Use the Slurry Solids calculator when you know any two of the three values (slurry flow, solids flow, percent solids) and need the third. The calculator also computes the liquid flow and handles unit conversions between mass flow units.

FAQ

What is the difference between percent solids and concentration?
Percent solids is a specific type of concentration measure — it is the mass fraction of undissolved solids in a slurry, expressed as a percentage. Concentration more broadly can refer to dissolved solutes measured in g/L, mg/L, ppm, or percent by mass. Percent solids applies specifically to slurries with suspended solid particles.
How do I convert percent solids by mass to percent solids by volume?
You need the solids density (ρs) and the liquid density (ρL). Volume fraction = (mass fraction / ρs) / [(mass fraction / ρs) + ((1 − mass fraction) / ρL)]. This is not a simple multiplication — it requires knowing both densities.
What is a typical percent solids for mineral processing slurries?

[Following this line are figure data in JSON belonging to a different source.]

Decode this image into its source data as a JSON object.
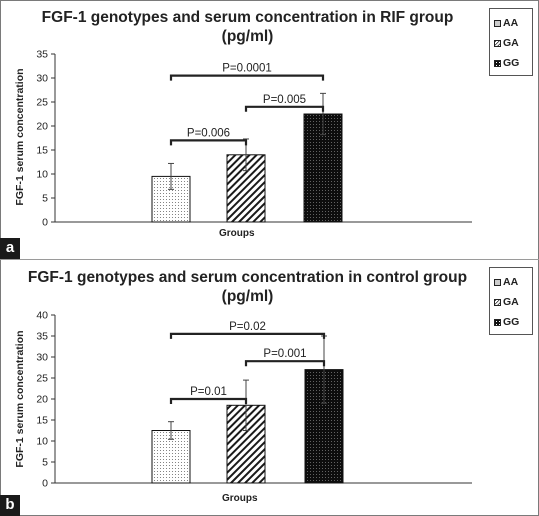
{
  "panels": [
    {
      "tag": "a",
      "title": "FGF-1 genotypes and serum concentration in RIF group (pg/ml)",
      "legend": [
        "AA",
        "GA",
        "GG"
      ]
    },
    {
      "tag": "b",
      "title": "FGF-1 genotypes and serum concentration in control group (pg/ml)",
      "legend": [
        "AA",
        "GA",
        "GG"
      ]
    }
  ],
  "chart_data": [
    {
      "type": "bar",
      "title": "FGF-1 genotypes and serum concentration in RIF group (pg/ml)",
      "xlabel": "Groups",
      "ylabel": "FGF-1 serum concentration",
      "ylim": [
        0,
        35
      ],
      "yticks": [
        0,
        5,
        10,
        15,
        20,
        25,
        30,
        35
      ],
      "legend_position": "top-right",
      "series": [
        {
          "name": "AA",
          "value": 9.5,
          "error": 2.7,
          "pattern": "dots"
        },
        {
          "name": "GA",
          "value": 14,
          "error": 3.3,
          "pattern": "hatch"
        },
        {
          "name": "GG",
          "value": 22.5,
          "error": 4.3,
          "pattern": "black"
        }
      ],
      "comparisons": [
        {
          "from": 0,
          "to": 1,
          "label": "P=0.006",
          "y": 17
        },
        {
          "from": 1,
          "to": 2,
          "label": "P=0.005",
          "y": 24
        },
        {
          "from": 0,
          "to": 2,
          "label": "P=0.0001",
          "y": 30.5
        }
      ]
    },
    {
      "type": "bar",
      "title": "FGF-1 genotypes and serum concentration in control group (pg/ml)",
      "xlabel": "Groups",
      "ylabel": "FGF-1 serum concentration",
      "ylim": [
        0,
        40
      ],
      "yticks": [
        0,
        5,
        10,
        15,
        20,
        25,
        30,
        35,
        40
      ],
      "legend_position": "top-right",
      "series": [
        {
          "name": "AA",
          "value": 12.5,
          "error": 2.1,
          "pattern": "dots"
        },
        {
          "name": "GA",
          "value": 18.5,
          "error": 6,
          "pattern": "hatch"
        },
        {
          "name": "GG",
          "value": 27,
          "error": 8,
          "pattern": "black"
        }
      ],
      "comparisons": [
        {
          "from": 0,
          "to": 1,
          "label": "P=0.01",
          "y": 20
        },
        {
          "from": 1,
          "to": 2,
          "label": "P=0.001",
          "y": 29
        },
        {
          "from": 0,
          "to": 2,
          "label": "P=0.02",
          "y": 35.5
        }
      ]
    }
  ],
  "colors": {
    "axis": "#333333",
    "bracket": "#222222",
    "bar_edge": "#111111",
    "text": "#222222"
  }
}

It varies widely by application. Grinding circuit discharge is typically 60–75% solids. Flotation feed is often 25–40% solids. Thickener underflow can be 50–70% solids. Tailings lines may carry 30–55% solids. The right value depends on the specific process and equipment.
Can percent solids exceed 100%?
No. Percent solids by mass is the ratio of solids mass to total slurry mass, which is always between 0% (pure liquid) and 100% (dry solids, no liquid). In practice, slurries rarely exceed 75–80% solids because they become too thick to flow.